La insurrección chavista alentó además a políticos como Rafael Caldera Rodríguez, quien la madrugada de la intentona y en un discurso en el Senado de la República, se convirtió casi de inmediato en la voz política insurreccional. El golpe de Chávez fue la catapulta de Caldera a una segunda presidencia, que ejerció entre 1994 y 1999, con malos resultados, reconocidos incluso por él mismo al concluir su segundo quinquenio presidencial. El 2 de enero de 1999, Caldera señaló: “habríamos querido hacer mucho más de lo que hemos podido cumplir, pero las circunstancias no han sido favorables”. Tan tan.



Antes, y como un compromiso político obligado, Caldera indultó a Chávez y los militares incursos en la aventura golpista. Ya fuera de prisión, Chávez se inscribió para competir por la presidencia del país, apenas seis años después de su intentona.



Hábil, carismático e inteligente, Chávez compitió abanderado por el denominado Movimiento V República, se erigió en la voz del pueblo, en un paladín en la lucha contra la corrupción y el hombre que construiría una nueva Venezuela.
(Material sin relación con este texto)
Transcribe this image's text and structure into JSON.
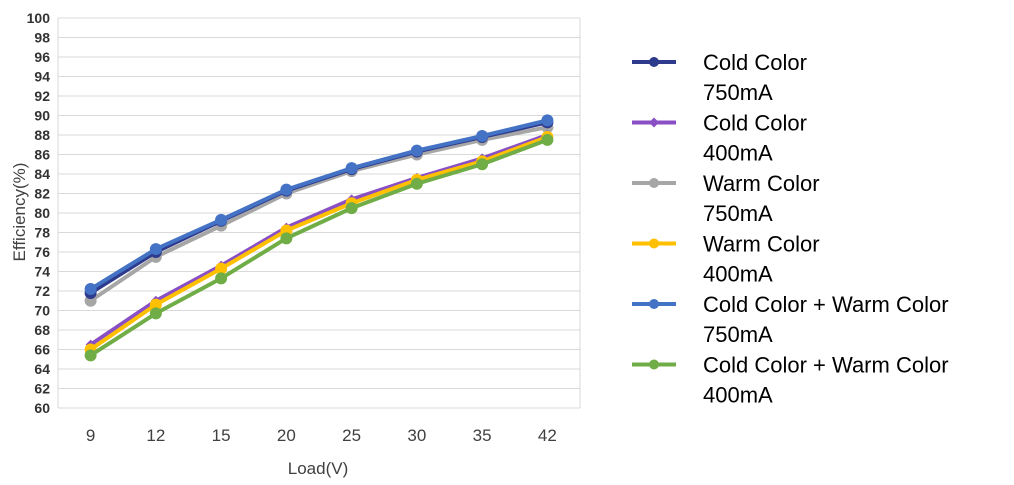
{
  "chart_data": {
    "type": "line",
    "title": "",
    "xlabel": "Load(V)",
    "ylabel": "Efficiency(%)",
    "categories": [
      "9",
      "12",
      "15",
      "20",
      "25",
      "30",
      "35",
      "42"
    ],
    "ylim": [
      60,
      100
    ],
    "yticks": [
      "60",
      "62",
      "64",
      "66",
      "68",
      "70",
      "72",
      "74",
      "76",
      "78",
      "80",
      "82",
      "84",
      "86",
      "88",
      "90",
      "92",
      "94",
      "96",
      "98",
      "100"
    ],
    "grid": true,
    "legend_position": "right",
    "series": [
      {
        "name": "Cold Color 750mA",
        "legend_lines": [
          "Cold Color",
          "750mA"
        ],
        "color": "#2e3a8c",
        "marker": "circle",
        "values": [
          71.8,
          76.0,
          79.2,
          82.3,
          84.5,
          86.3,
          87.8,
          89.3
        ]
      },
      {
        "name": "Cold Color 400mA",
        "legend_lines": [
          "Cold Color",
          "400mA"
        ],
        "color": "#8a4fc4",
        "marker": "diamond",
        "values": [
          66.5,
          71.0,
          74.6,
          78.5,
          81.4,
          83.6,
          85.6,
          88.0
        ]
      },
      {
        "name": "Warm Color 750mA",
        "legend_lines": [
          "Warm Color",
          "750mA"
        ],
        "color": "#a6a6a6",
        "marker": "circle",
        "values": [
          71.0,
          75.5,
          78.7,
          82.0,
          84.3,
          86.0,
          87.5,
          88.8
        ]
      },
      {
        "name": "Warm Color 400mA",
        "legend_lines": [
          "Warm Color",
          "400mA"
        ],
        "color": "#ffc000",
        "marker": "circle",
        "values": [
          66.0,
          70.6,
          74.3,
          78.2,
          81.0,
          83.4,
          85.3,
          87.8
        ]
      },
      {
        "name": "Cold Color + Warm Color 750mA",
        "legend_lines": [
          "Cold Color + Warm Color",
          "750mA"
        ],
        "color": "#4472c4",
        "marker": "circle",
        "values": [
          72.2,
          76.3,
          79.3,
          82.4,
          84.6,
          86.4,
          87.9,
          89.5
        ]
      },
      {
        "name": "Cold Color + Warm Color 400mA",
        "legend_lines": [
          "Cold Color + Warm Color",
          "400mA"
        ],
        "color": "#70ad47",
        "marker": "circle",
        "values": [
          65.4,
          69.7,
          73.3,
          77.4,
          80.5,
          83.0,
          85.0,
          87.5
        ]
      }
    ]
  }
}
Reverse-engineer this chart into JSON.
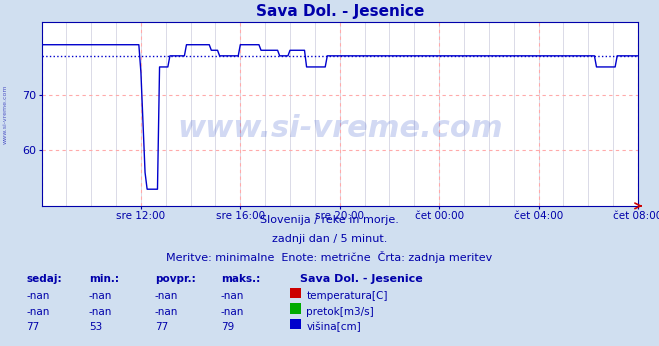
{
  "title": "Sava Dol. - Jesenice",
  "bg_color": "#d0dff0",
  "plot_bg_color": "#ffffff",
  "grid_major_color": "#ffaaaa",
  "grid_minor_color": "#ccccdd",
  "line_color": "#0000cc",
  "avg_line_color": "#0000cc",
  "marker_color": "#cc0000",
  "ylim": [
    50,
    83
  ],
  "yticks": [
    60,
    70
  ],
  "x_labels": [
    "sre 12:00",
    "sre 16:00",
    "sre 20:00",
    "čet 00:00",
    "čet 04:00",
    "čet 08:00"
  ],
  "subtitle1": "Slovenija / reke in morje.",
  "subtitle2": "zadnji dan / 5 minut.",
  "subtitle3": "Meritve: minimalne  Enote: metrične  Črta: zadnja meritev",
  "watermark_text": "www.si-vreme.com",
  "side_text": "www.si-vreme.com",
  "legend_title": "Sava Dol. - Jesenice",
  "legend_items": [
    {
      "label": "temperatura[C]",
      "color": "#cc0000"
    },
    {
      "label": "pretok[m3/s]",
      "color": "#00aa00"
    },
    {
      "label": "višina[cm]",
      "color": "#0000cc"
    }
  ],
  "table_headers": [
    "sedaj:",
    "min.:",
    "povpr.:",
    "maks.:"
  ],
  "table_rows": [
    [
      "-nan",
      "-nan",
      "-nan",
      "-nan"
    ],
    [
      "-nan",
      "-nan",
      "-nan",
      "-nan"
    ],
    [
      "77",
      "53",
      "77",
      "79"
    ]
  ],
  "avg_value": 77,
  "n_points": 289
}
De igual forma, Chávez reivindicó su papel de único intérprete del sentir popular y, por supuesto, se proclamó como un cruzado en contra del neoliberalismo económico, que impulsó el presidente Pérez en su segundo mandato frustrado. “Con Chávez manda el pueblo”, coreó tantas veces como recorridos hizo por toda Venezuela, y anunció una Asamblea Constituyente para instaurar la revolución bolivariana. El pueblo le creyó.



Sin que su pasado golpista pesara en el ánimo del electorado venezolano, Chávez se impuso en las elecciones de 1998.



En la ceremonia de asunción del mando presidencial, en febrero de 1999, Chávez juramentó -dijo- sobre una “moribunda” Constitución. Ejerció el poder hasta su muerte, aquejado por un cáncer en 2013, pero su legado lo recogió Nicolás Maduro, “el hijo de Chávez”, como él mismo se ha proclamado. Así, el “chavismo” rebasa ya los 25 años en el poder. En los últimos años, casi siete de los 28 millones de venezolanos según cifras del 2023 han huido de su país en busca de un futuro. Algo deben decirnos.